Call me a crackerjack

But I invested...

In LIGHT THERAPY.

LED lights.

Light emitting diodes.

I saw the research presented by Dr. Thomas J Burke. It appeared authentic. He appeared authentic. NA.SA has a hand in using this therapy. Now upon reading about wound healing and Light Therapy ... I considered that I absolutely can't go wrong. AT this point in the game I have had nothing extensively that has worked in my wound healing, with the exception of antibiotics once the wound has become so irritably horrific that is was moving towards a path of already absolute horrific-ness ... but now ... I have found the light. I am hoping to holy crap that this is what will move me into the next dimension of my life .. which is where I left off .. some where way back into last year ...

Fingers crossed ...

In other things ...

WE are closing into days at which the boy is done school.

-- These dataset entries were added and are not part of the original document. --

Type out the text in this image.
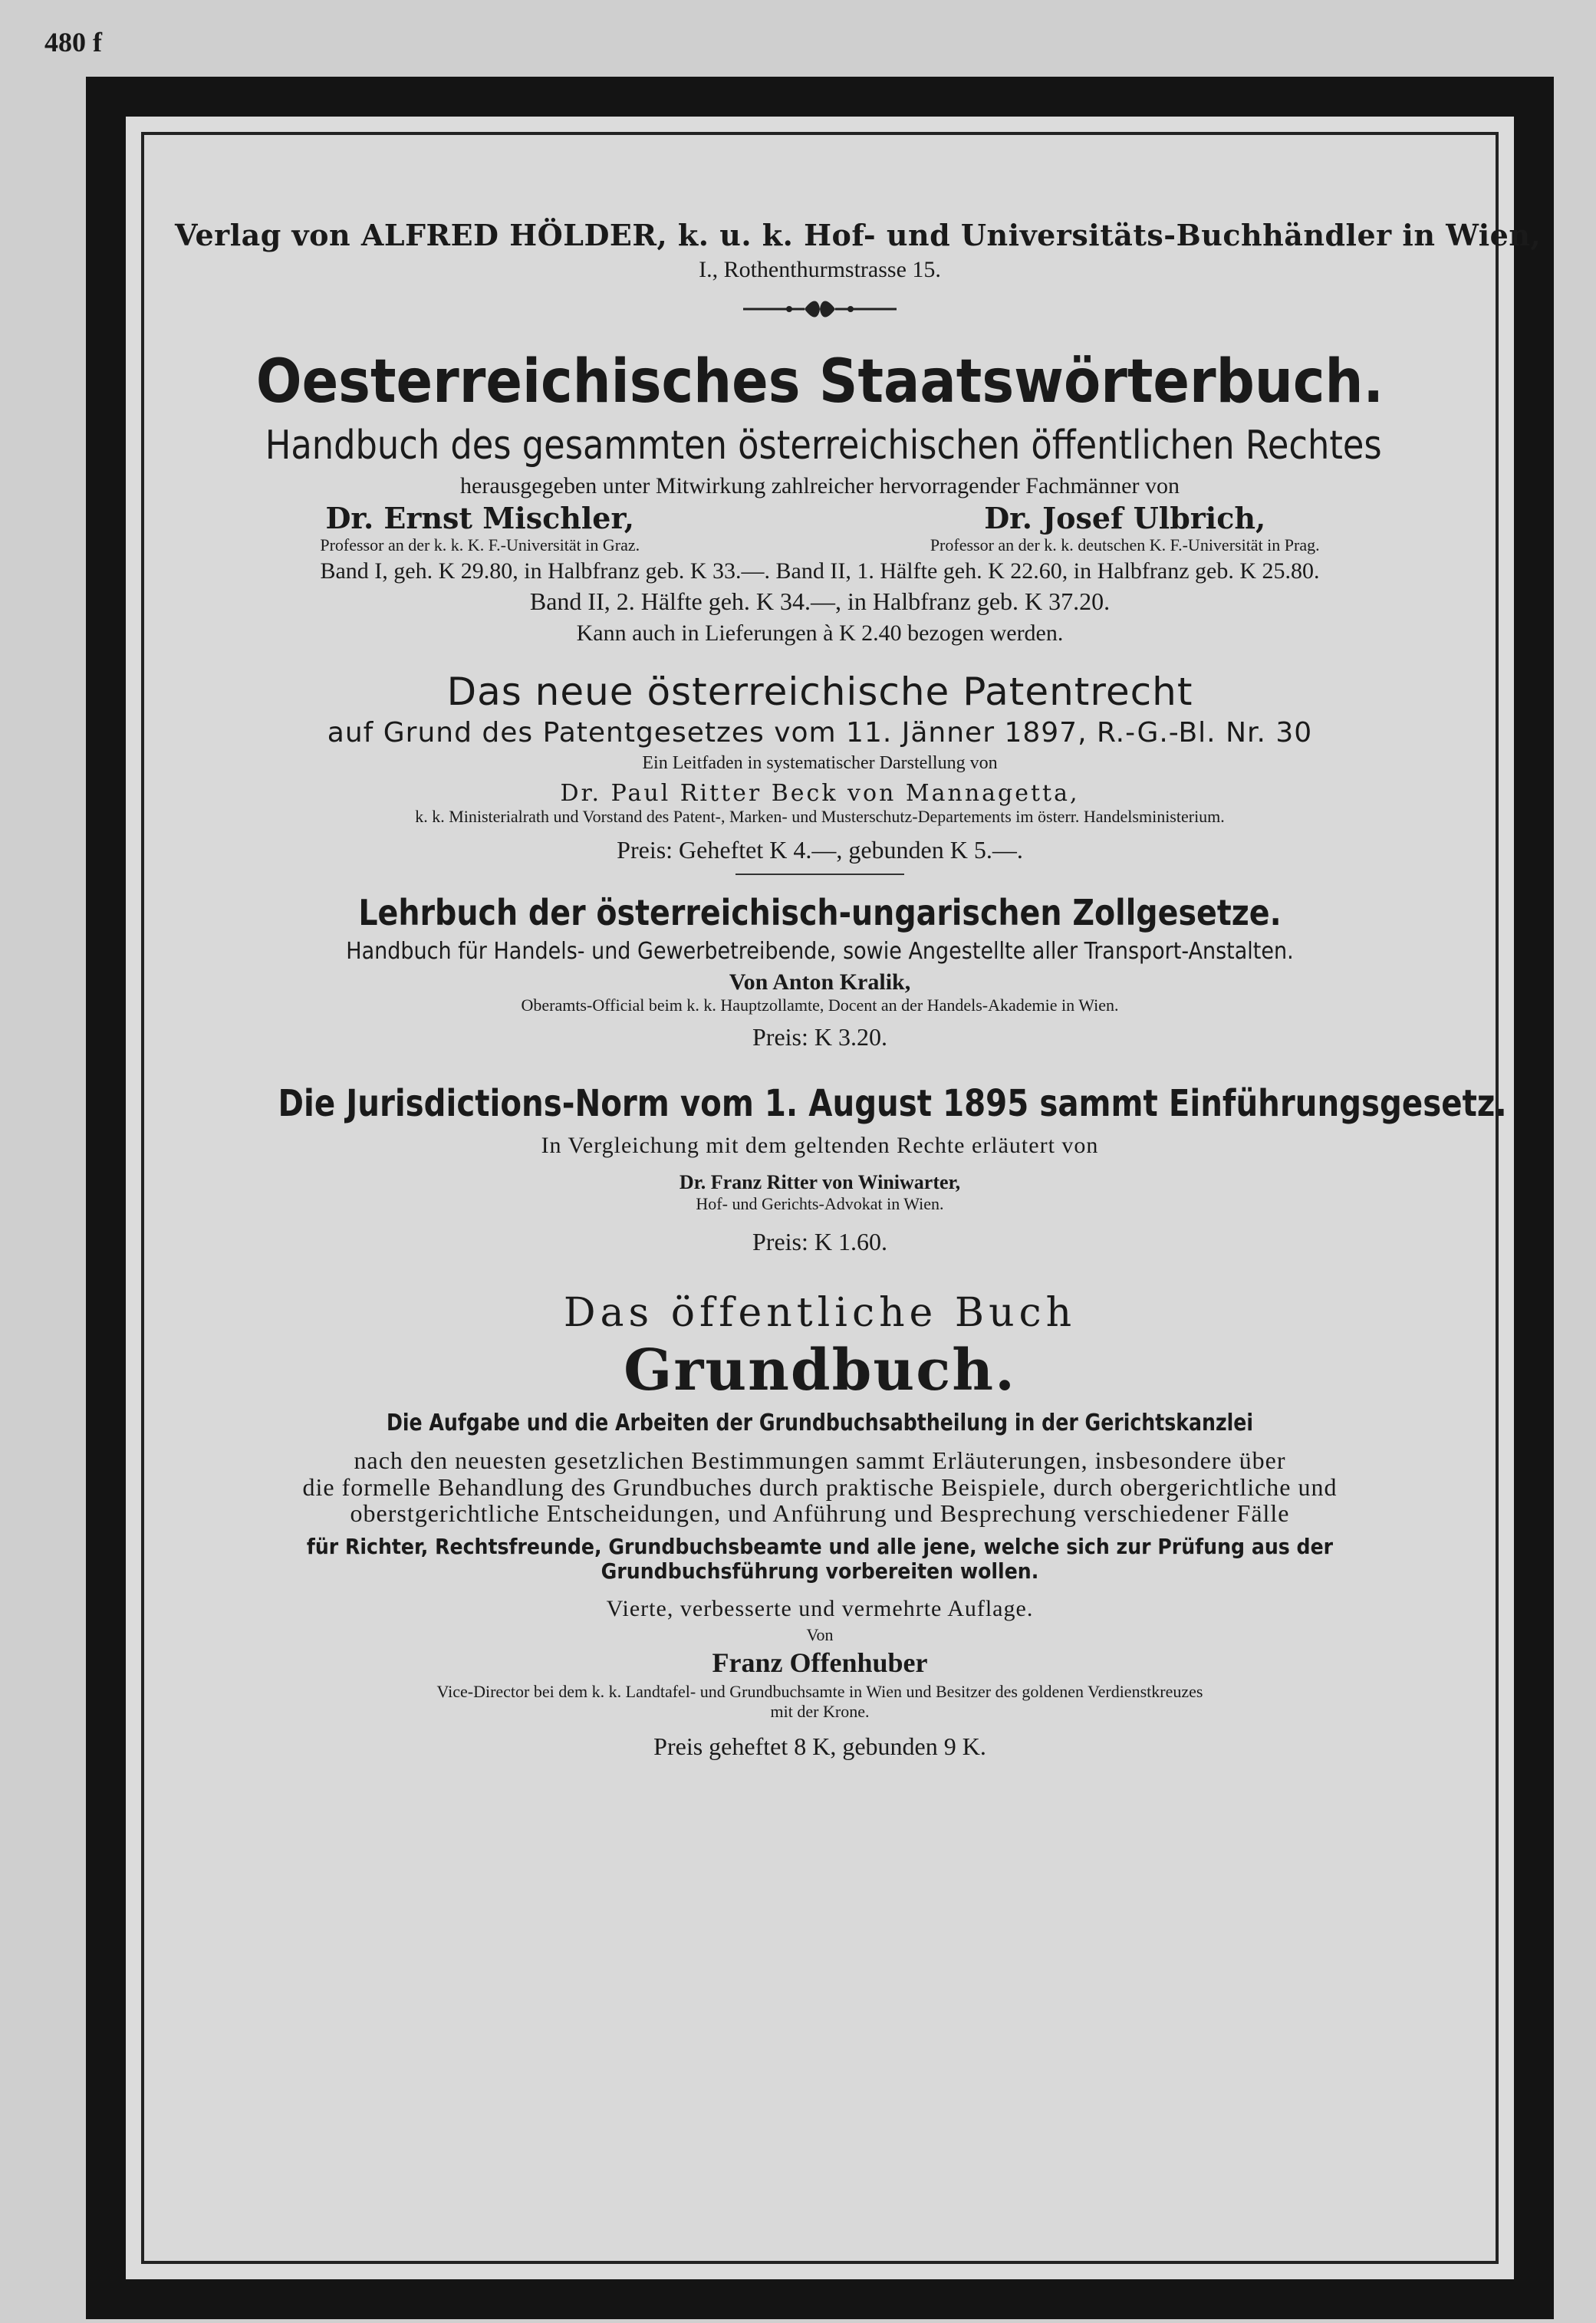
480 f
Verlag von ALFRED HÖLDER, k. u. k. Hof- und Universitäts-Buchhändler in Wien,
I., Rothenthurmstrasse 15.
Oesterreichisches Staatswörterbuch.
Handbuch des gesammten österreichischen öffentlichen Rechtes
herausgegeben unter Mitwirkung zahlreicher hervorragender Fachmänner von
Dr. Ernst Mischler,
Professor an der k. k. K. F.-Universität in Graz.
Dr. Josef Ulbrich,
Professor an der k. k. deutschen K. F.-Universität in Prag.
Band I, geh. K 29.80, in Halbfranz geb. K 33.—. Band II, 1. Hälfte geh. K 22.60, in Halbfranz geb. K 25.80.
Band II, 2. Hälfte geh. K 34.—, in Halbfranz geb. K 37.20.
Kann auch in Lieferungen à K 2.40 bezogen werden.
Das neue österreichische Patentrecht
auf Grund des Patentgesetzes vom 11. Jänner 1897, R.-G.-Bl. Nr. 30
Ein Leitfaden in systematischer Darstellung von
Dr. Paul Ritter Beck von Mannagetta,
k. k. Ministerialrath und Vorstand des Patent-, Marken- und Musterschutz-Departements im österr. Handelsministerium.
Preis: Geheftet K 4.—, gebunden K 5.—.
Lehrbuch der österreichisch-ungarischen Zollgesetze.
Handbuch für Handels- und Gewerbetreibende, sowie Angestellte aller Transport-Anstalten.
Von Anton Kralik,
Oberamts-Official beim k. k. Hauptzollamte, Docent an der Handels-Akademie in Wien.
Preis: K 3.20.
Die Jurisdictions-Norm vom 1. August 1895 sammt Einführungsgesetz.
In Vergleichung mit dem geltenden Rechte erläutert von
Dr. Franz Ritter von Winiwarter,
Hof- und Gerichts-Advokat in Wien.
Preis: K 1.60.
Das öffentliche Buch
Grundbuch.
Die Aufgabe und die Arbeiten der Grundbuchsabtheilung in der Gerichtskanzlei
nach den neuesten gesetzlichen Bestimmungen sammt Erläuterungen, insbesondere über
die formelle Behandlung des Grundbuches durch praktische Beispiele, durch obergerichtliche und
oberstgerichtliche Entscheidungen, und Anführung und Besprechung verschiedener Fälle
für Richter, Rechtsfreunde, Grundbuchsbeamte und alle jene, welche sich zur Prüfung aus der
Grundbuchsführung vorbereiten wollen.
Vierte, verbesserte und vermehrte Auflage.
Von
Franz Offenhuber
Vice-Director bei dem k. k. Landtafel- und Grundbuchsamte in Wien und Besitzer des goldenen Verdienstkreuzes
mit der Krone.
Preis geheftet 8 K, gebunden 9 K.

I found alcohol in the cupboard ... I think I will ingest it .. all of it .. no wait .. I think I may just purchase a special bottle .. for my enjoyment ... and wait ... my friends enjoyment ... we will plan our course carefully .. perhaps she and I will have a drinkfest on my front porch .. and then for another occasion .. like the very next day .. we will have a drinkfest on her backporch .. and then for good measure .. we will visit one anothers homes ... and then repeat the performance .. until we get it right .. PLUS .. we can absorb the fact that our boys have actually graduated. Will wait upon further instruction and information to ensure that this is the exact case .. somehow I believe that I might just be walking in a dream.

Speaking of dreams .. I am going to have to text my friend .. I normally text her daily .. and haven't done so daily .. just out of respect for things like .. OH .... I don't know .. the fact that she may not wish to hear from me on an hour by hour basis ... although .. maybe she does .. except for the fact that she got me hooked on watching The Walking Dead... and hello .. I extremely DISLIKE it .. and then am addicted to watching it .. PLUS .. now I have nightmares about the freaking zombies .. so then I stopped watching it .. because I just couldn't take it any longer .. and then when I talked with my friend we discussed the characters, and what they brought forth to the show, and the sociology behind it .. and of course NOW .. I must watch he remaining episodes ... except I have to get past the horrific-ness of the visuals itself, and focus on the happenings ... very interesting conversation to come out of this very disturbing program. Thanks TV .. Love you. Sort of.